Baca juga: Warga Lenteng Agung Tolak Keberadaan Bar Helen’s Night Mart

Akibat penyempitan badan jalan, kendaraan roda empat harus bergantian melewati jalur yang tersisa. Situasi ini membuat laju kendaraan tersendat dan menimbulkan antrean panjang di kedua arah, terutama dari Jakarta menuju Depok.

Untuk penanganan sementara, pelat baja dipasang menutupi area jalan yang amblas.
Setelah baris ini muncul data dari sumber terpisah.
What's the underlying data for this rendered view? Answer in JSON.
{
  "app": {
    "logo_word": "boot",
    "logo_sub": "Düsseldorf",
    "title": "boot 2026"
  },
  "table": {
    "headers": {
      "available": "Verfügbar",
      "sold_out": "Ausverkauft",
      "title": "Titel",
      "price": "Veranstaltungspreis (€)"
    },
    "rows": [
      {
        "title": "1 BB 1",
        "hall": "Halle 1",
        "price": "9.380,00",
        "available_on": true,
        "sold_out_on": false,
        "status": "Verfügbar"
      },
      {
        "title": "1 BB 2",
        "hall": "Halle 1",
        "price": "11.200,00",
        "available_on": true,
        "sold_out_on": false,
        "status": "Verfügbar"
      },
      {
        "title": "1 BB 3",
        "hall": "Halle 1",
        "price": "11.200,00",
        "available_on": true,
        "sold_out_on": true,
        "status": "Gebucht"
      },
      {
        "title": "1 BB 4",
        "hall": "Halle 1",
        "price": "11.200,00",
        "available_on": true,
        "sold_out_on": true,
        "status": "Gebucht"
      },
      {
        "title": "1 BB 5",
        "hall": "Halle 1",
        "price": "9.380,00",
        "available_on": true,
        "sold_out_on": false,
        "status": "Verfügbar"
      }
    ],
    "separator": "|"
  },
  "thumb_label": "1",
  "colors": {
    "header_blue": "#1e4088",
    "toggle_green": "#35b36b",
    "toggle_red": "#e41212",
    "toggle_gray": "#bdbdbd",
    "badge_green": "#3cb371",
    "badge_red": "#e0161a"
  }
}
Selain itu, alat berat juga telah diterjunkan ke lokasi guna mendukung proses perbaikan darurat dan pembongkaran bagian jalan yang mengalami kerusakan.

Salah seorang pengendara, Rian, mengaku harus menghabiskan waktu hampir tiga jam di perjalanan akibat kemacetan tersebut. Ia berangkat dari kawasan Lenteng Agung menuju Cibubur sejak pagi hari.
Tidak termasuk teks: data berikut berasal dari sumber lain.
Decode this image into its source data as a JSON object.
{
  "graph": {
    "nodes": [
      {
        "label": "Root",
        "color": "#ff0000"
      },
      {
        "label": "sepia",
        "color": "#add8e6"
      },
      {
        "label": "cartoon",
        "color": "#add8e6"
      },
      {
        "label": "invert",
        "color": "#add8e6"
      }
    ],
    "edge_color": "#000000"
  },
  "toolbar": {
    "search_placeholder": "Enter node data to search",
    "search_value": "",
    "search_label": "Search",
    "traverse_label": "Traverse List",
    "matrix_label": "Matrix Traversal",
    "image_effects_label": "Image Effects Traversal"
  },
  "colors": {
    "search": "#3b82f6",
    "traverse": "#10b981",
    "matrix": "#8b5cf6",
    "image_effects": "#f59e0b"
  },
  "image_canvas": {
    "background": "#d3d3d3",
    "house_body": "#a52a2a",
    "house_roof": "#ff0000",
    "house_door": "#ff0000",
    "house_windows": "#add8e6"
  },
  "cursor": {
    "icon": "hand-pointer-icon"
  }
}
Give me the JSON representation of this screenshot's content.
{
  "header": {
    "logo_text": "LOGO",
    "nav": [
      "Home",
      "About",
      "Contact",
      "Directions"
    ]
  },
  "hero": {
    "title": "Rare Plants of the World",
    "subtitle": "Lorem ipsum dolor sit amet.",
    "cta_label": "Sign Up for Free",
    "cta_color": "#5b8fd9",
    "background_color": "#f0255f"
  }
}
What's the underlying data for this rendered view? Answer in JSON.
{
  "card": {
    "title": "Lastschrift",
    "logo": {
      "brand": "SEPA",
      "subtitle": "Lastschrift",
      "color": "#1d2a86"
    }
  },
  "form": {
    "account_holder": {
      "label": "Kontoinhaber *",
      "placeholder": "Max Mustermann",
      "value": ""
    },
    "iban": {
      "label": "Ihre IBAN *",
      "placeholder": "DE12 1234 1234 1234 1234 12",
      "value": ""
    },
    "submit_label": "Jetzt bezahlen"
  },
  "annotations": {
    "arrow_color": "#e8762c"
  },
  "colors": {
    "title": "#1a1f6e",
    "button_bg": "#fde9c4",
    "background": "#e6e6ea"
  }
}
“Saya berangkat sekitar jam 9 pagi dan sampai siang masih terjebak macet,” ujarnya.

Menurut Rian, informasi mengenai jalan amblas sebenarnya telah beredar sebelumnya. Namun karena akses jalan masih dibuka secara terbatas, volume kendaraan yang tinggi tetap menyebabkan kemacetan panjang.

Sementara itu, Dinas Bina Marga DKI Jakarta menyatakan telah melakukan langkah penanganan darurat untuk menjaga keselamatan pengguna jalan dan meminimalkan dampak kemacetan.
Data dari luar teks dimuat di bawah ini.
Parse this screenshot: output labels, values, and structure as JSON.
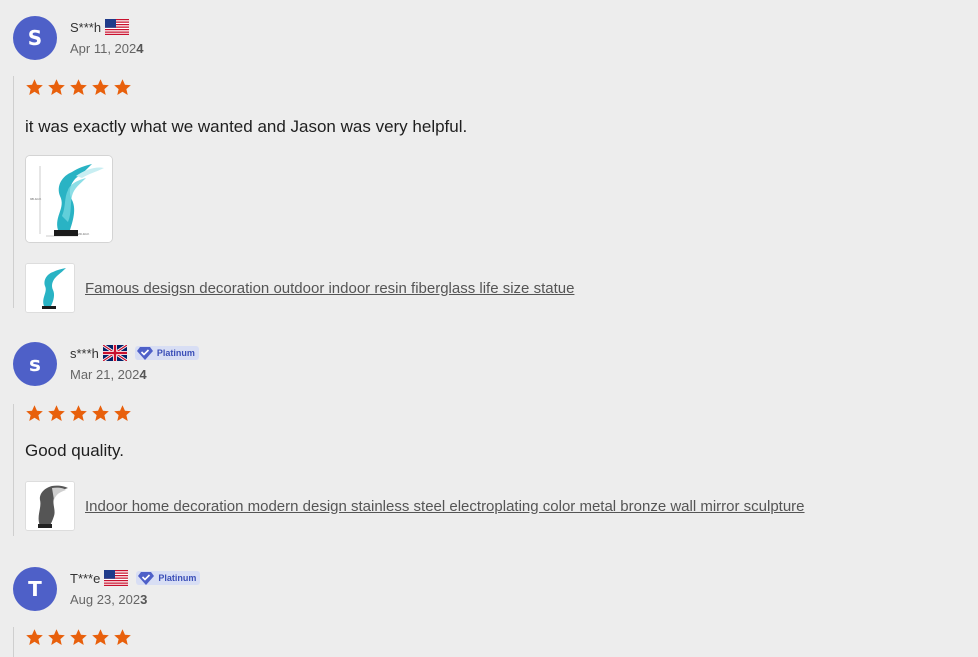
{
  "reviews": [
    {
      "initial": "S",
      "name": "S***h",
      "flag": "us",
      "badge": "",
      "date_prefix": "Apr 11, 202",
      "date_last": "4",
      "rating": 5,
      "text": "it was exactly what we wanted and Jason was very helpful.",
      "has_photo": true,
      "product": "Famous desigsn decoration outdoor indoor resin fiberglass life size statue"
    },
    {
      "initial": "s",
      "name": "s***h",
      "flag": "uk",
      "badge": "Platinum",
      "date_prefix": "Mar 21, 202",
      "date_last": "4",
      "rating": 5,
      "text": "Good quality.",
      "has_photo": false,
      "product": "Indoor home decoration modern design stainless steel electroplating color metal bronze wall mirror sculpture"
    },
    {
      "initial": "T",
      "name": "T***e",
      "flag": "us",
      "badge": "Platinum",
      "date_prefix": "Aug 23, 202",
      "date_last": "3",
      "rating": 5
    }
  ],
  "colors": {
    "avatar": "#4e60c8",
    "star": "#e8600c",
    "badge_bg": "#d8def4",
    "badge_text": "#3b4fb8"
  },
  "icons": {
    "star": "star-icon",
    "platinum": "diamond-check-icon"
  }
}
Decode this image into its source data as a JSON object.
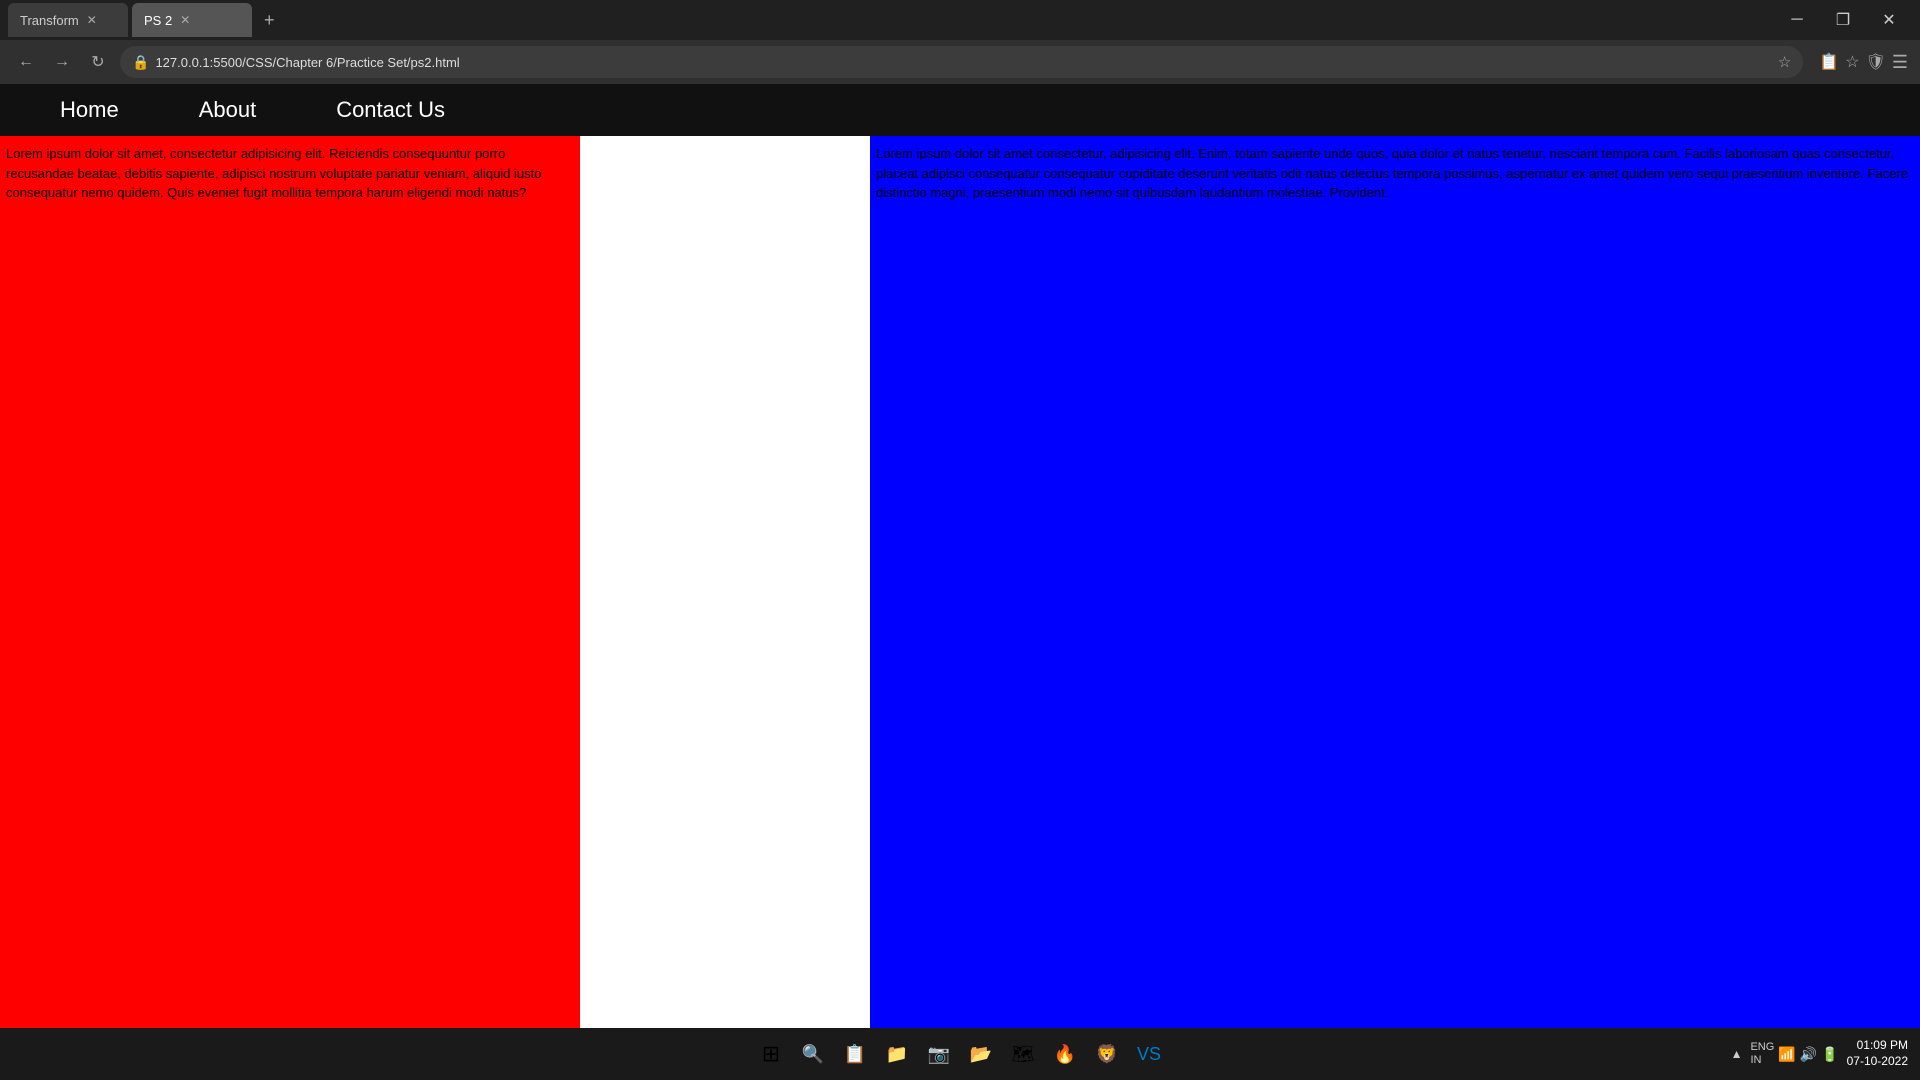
{
  "browser": {
    "tabs": [
      {
        "id": "tab1",
        "label": "Transform",
        "active": false
      },
      {
        "id": "tab2",
        "label": "PS 2",
        "active": true
      }
    ],
    "url": "127.0.0.1:5500/CSS/Chapter 6/Practice Set/ps2.html",
    "window_controls": [
      "─",
      "❐",
      "✕"
    ]
  },
  "nav": {
    "links": [
      {
        "label": "Home"
      },
      {
        "label": "About"
      },
      {
        "label": "Contact Us"
      }
    ]
  },
  "columns": {
    "red": {
      "text": "Lorem ipsum dolor sit amet, consectetur adipisicing elit. Reiciendis consequuntur porro recusandae beatae, debitis sapiente, adipisci nostrum voluptate pariatur veniam, aliquid iusto consequatur nemo quidem. Quis eveniet fugit mollitia tempora harum eligendi modi natus?"
    },
    "white": {
      "text": ""
    },
    "blue": {
      "text": "Lorem ipsum dolor sit amet consectetur, adipisicing elit. Enim, totam sapiente unde quos, quia dolor et natus tenetur, nesciant tempora cum. Facilis laboriosam quas consectetur, placeat adipisci consequatur consequatur cupiditate deserunt veritatis odit natus delectus tempora possimus, aspernatur ex amet quidem vero sequi praesentium inventore. Facere distinctio magni, praesentium modi nemo sit quibusdam laudantium molestiae. Provident."
    }
  },
  "taskbar": {
    "icons": [
      "⊞",
      "🔍",
      "📁",
      "📷",
      "📂",
      "🗺",
      "🔥",
      "🛡",
      "📝"
    ],
    "sys_icons": [
      "▲",
      "ENG\nIN",
      "📶",
      "🔊",
      "⏱"
    ],
    "time": "01:09 PM",
    "date": "07-10-2022"
  }
}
Kepala Pusat Data dan Informasi Dinas Bina Marga DKI Jakarta, Siti Dinarwenny, menjelaskan bahwa pihaknya memasang pelat besi sebagai jalur sementara sekaligus melakukan penanganan menggunakan aspal dingin atau coldmix pada area terdampak.

“Untuk keamanan pengendara dan mengurangi kemacetan, dilakukan penanganan sementara dengan menutup jalan yang amblas menggunakan pelat besi sebagai jalan darurat,” kata Siti.

Menurutnya, rekayasa lalu lintas berupa sistem buka tutup jalur akan terus diberlakukan selama proses perbaikan berlangsung. Dinas Bina Marga bersama Suku Dinas Bina Marga Jakarta Selatan juga terus melakukan pemantauan di lokasi.

Perbaikan permanen jalan akan dilanjutkan setelah pekerjaan konstruksi saluran air yang saat ini ditangani oleh Dinas Sumber Daya Air (SDA) DKI Jakarta selesai dilaksanakan.

Pemerintah Provinsi DKI Jakarta mengimbau masyarakat agar lebih berhati-hati saat melintasi kawasan Lenteng Agung dan mematuhi arahan petugas di lapangan demi menjaga keselamatan bersama.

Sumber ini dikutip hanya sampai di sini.